Yet here we are. Christ followers are not gathering by the hundreds, thousands or even millions across large portions of the planet. This last week I was asked the question, “Why are we doing this?” It was not a criticism of the decision we made, but came from a person genuinely wanting to understand.
Against this backdrop, let’s go back to Holy Tuesday. Another Pharisee steps forward with a question for Jesus. He has been observing his deft handling of the loaded questions thrown at him, and instead he decides to ask the number one question often asked and commented on in that day. “What is the greatest commandment?” With so many to choose from, which is the most important.
In response to Jesus’ answer to love God with all one’s heart, soul, mind and strength, and to love neighbor as oneself, the Pharisee reaffirms Jesus’ reply and even adds to love God and neighbor in this way, as more important than burnt offerings and sacrifices. It is Jesus’ turn to reaffirm and go a step further by announcing, “You are not far from the kingdom of God.”

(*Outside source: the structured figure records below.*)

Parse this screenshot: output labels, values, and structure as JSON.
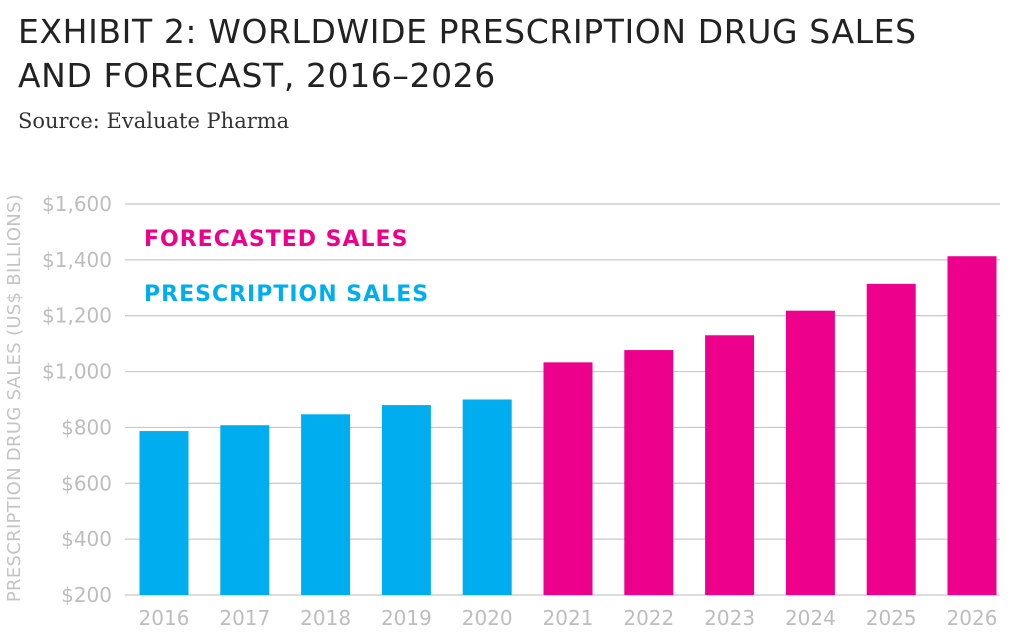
{
  "header": {
    "title_line1": "EXHIBIT 2: WORLDWIDE PRESCRIPTION DRUG SALES",
    "title_line2": "AND FORECAST, 2016–2026",
    "source": "Source: Evaluate Pharma"
  },
  "chart_data": {
    "type": "bar",
    "title": "EXHIBIT 2: WORLDWIDE PRESCRIPTION DRUG SALES AND FORECAST, 2016–2026",
    "subtitle": "Source: Evaluate Pharma",
    "xlabel": "",
    "ylabel": "PRESCRIPTION DRUG SALES (US$ BILLIONS)",
    "ylim": [
      200,
      1600
    ],
    "yticks": [
      200,
      400,
      600,
      800,
      1000,
      1200,
      1400,
      1600
    ],
    "ytick_labels": [
      "$200",
      "$400",
      "$600",
      "$800",
      "$1,000",
      "$1,200",
      "$1,400",
      "$1,600"
    ],
    "grid": true,
    "legend_position": "top-left",
    "categories": [
      "2016",
      "2017",
      "2018",
      "2019",
      "2020",
      "2021",
      "2022",
      "2023",
      "2024",
      "2025",
      "2026"
    ],
    "series": [
      {
        "name": "PRESCRIPTION SALES",
        "color": "#00aeef",
        "values": [
          787,
          808,
          847,
          880,
          900,
          null,
          null,
          null,
          null,
          null,
          null
        ]
      },
      {
        "name": "FORECASTED SALES",
        "color": "#ec008c",
        "values": [
          null,
          null,
          null,
          null,
          null,
          1033,
          1077,
          1130,
          1218,
          1314,
          1413
        ]
      }
    ],
    "legend": [
      {
        "label": "FORECASTED SALES",
        "color": "#ec008c"
      },
      {
        "label": "PRESCRIPTION SALES",
        "color": "#00aeef"
      }
    ]
  }
}
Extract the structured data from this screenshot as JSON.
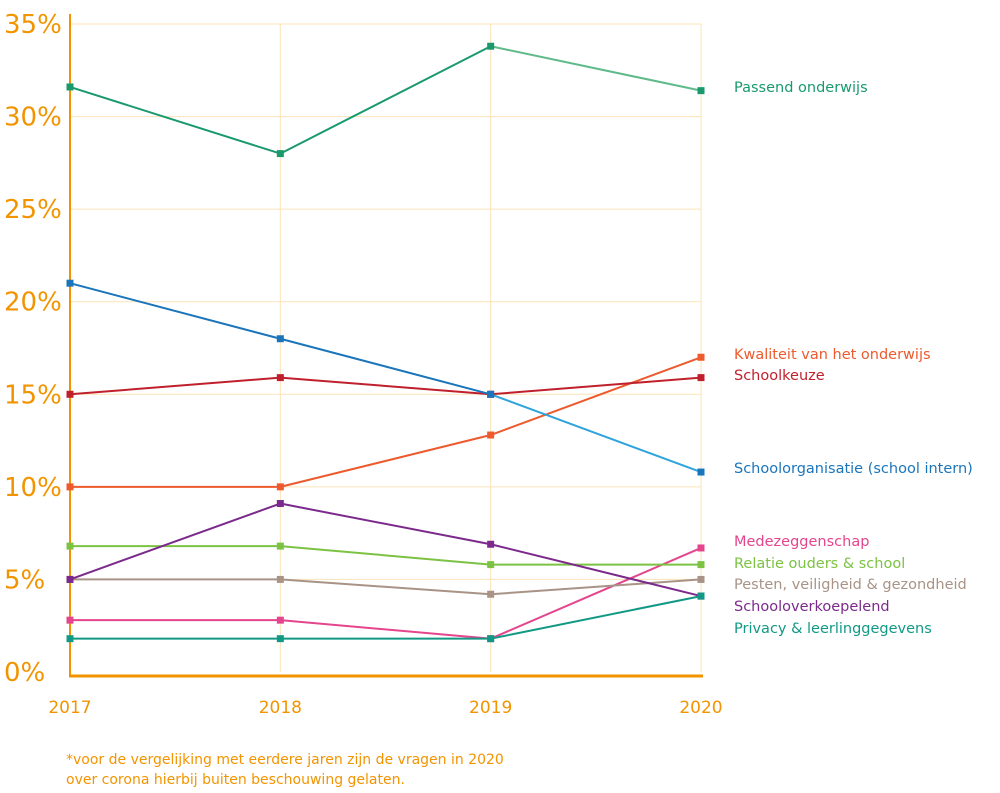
{
  "chart_data": {
    "type": "line",
    "x": [
      "2017",
      "2018",
      "2019",
      "2020"
    ],
    "y_ticks": [
      "0%",
      "5%",
      "10%",
      "15%",
      "20%",
      "25%",
      "30%",
      "35%"
    ],
    "ylim": [
      0,
      35
    ],
    "grid": true,
    "legend_placement": "right (labels at line ends)",
    "axis_color": "#f29400",
    "grid_color": "#fbe3b8",
    "series": [
      {
        "name": "Passend onderwijs",
        "values": [
          31.6,
          28.0,
          33.8,
          31.4
        ],
        "color": "#1a9a6c",
        "end_color": "#5fba8a"
      },
      {
        "name": "Kwaliteit van het onderwijs",
        "values": [
          10.0,
          10.0,
          12.8,
          17.0
        ],
        "color": "#ec5a2d"
      },
      {
        "name": "Schoolkeuze",
        "values": [
          15.0,
          15.9,
          15.0,
          15.9
        ],
        "color": "#c0202c"
      },
      {
        "name": "Schoolorganisatie (school intern)",
        "values": [
          21.0,
          18.0,
          15.0,
          10.8
        ],
        "color": "#1b75bb",
        "end_color": "#2ea3dc"
      },
      {
        "name": "Medezeggenschap",
        "values": [
          2.8,
          2.8,
          1.8,
          6.7
        ],
        "color": "#e4458d"
      },
      {
        "name": "Relatie ouders & school",
        "values": [
          6.8,
          6.8,
          5.8,
          5.8
        ],
        "color": "#7cc243"
      },
      {
        "name": "Pesten, veiligheid & gezondheid",
        "values": [
          5.0,
          5.0,
          4.2,
          5.0
        ],
        "color": "#a89386"
      },
      {
        "name": "Schooloverkoepelend",
        "values": [
          5.0,
          9.1,
          6.9,
          4.1
        ],
        "color": "#7b2a8c"
      },
      {
        "name": "Privacy & leerlinggegevens",
        "values": [
          1.8,
          1.8,
          1.8,
          4.1
        ],
        "color": "#129985"
      }
    ]
  },
  "footnote": {
    "line1": "*voor de vergelijking met eerdere jaren zijn de vragen in 2020",
    "line2": "over corona hierbij buiten beschouwing gelaten."
  }
}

My answer to the kind woman who asked the “Why” question, was to emphasize the love behind our decision to honor the directive to forego assembling in groups over ten. This was not about fear but love. If our gathering together posed a serious health threat to those who have weakened immune systems, then the loving thing was to suspend face to face worship and go online until such time it is safe to resume.
Although getting together on the internet cannot replace the incarnational (in the flesh) nature of being church together, it is also not allowing isolation to replace community as the new norm. We are blessed to use current technologies to remain connected to each other and even more beyond those typical church doors.
Even online, we are not far from the kingdom of God, because the God who so loved the world, and sent his only son to give us life, is the same God who is in each and every home, apartment and condo. Gathering together in these virtual communities is simply a broader understanding of Jesus’ promise, “For where two or three gather in my name, there am I with them.” (Matthew 18:20).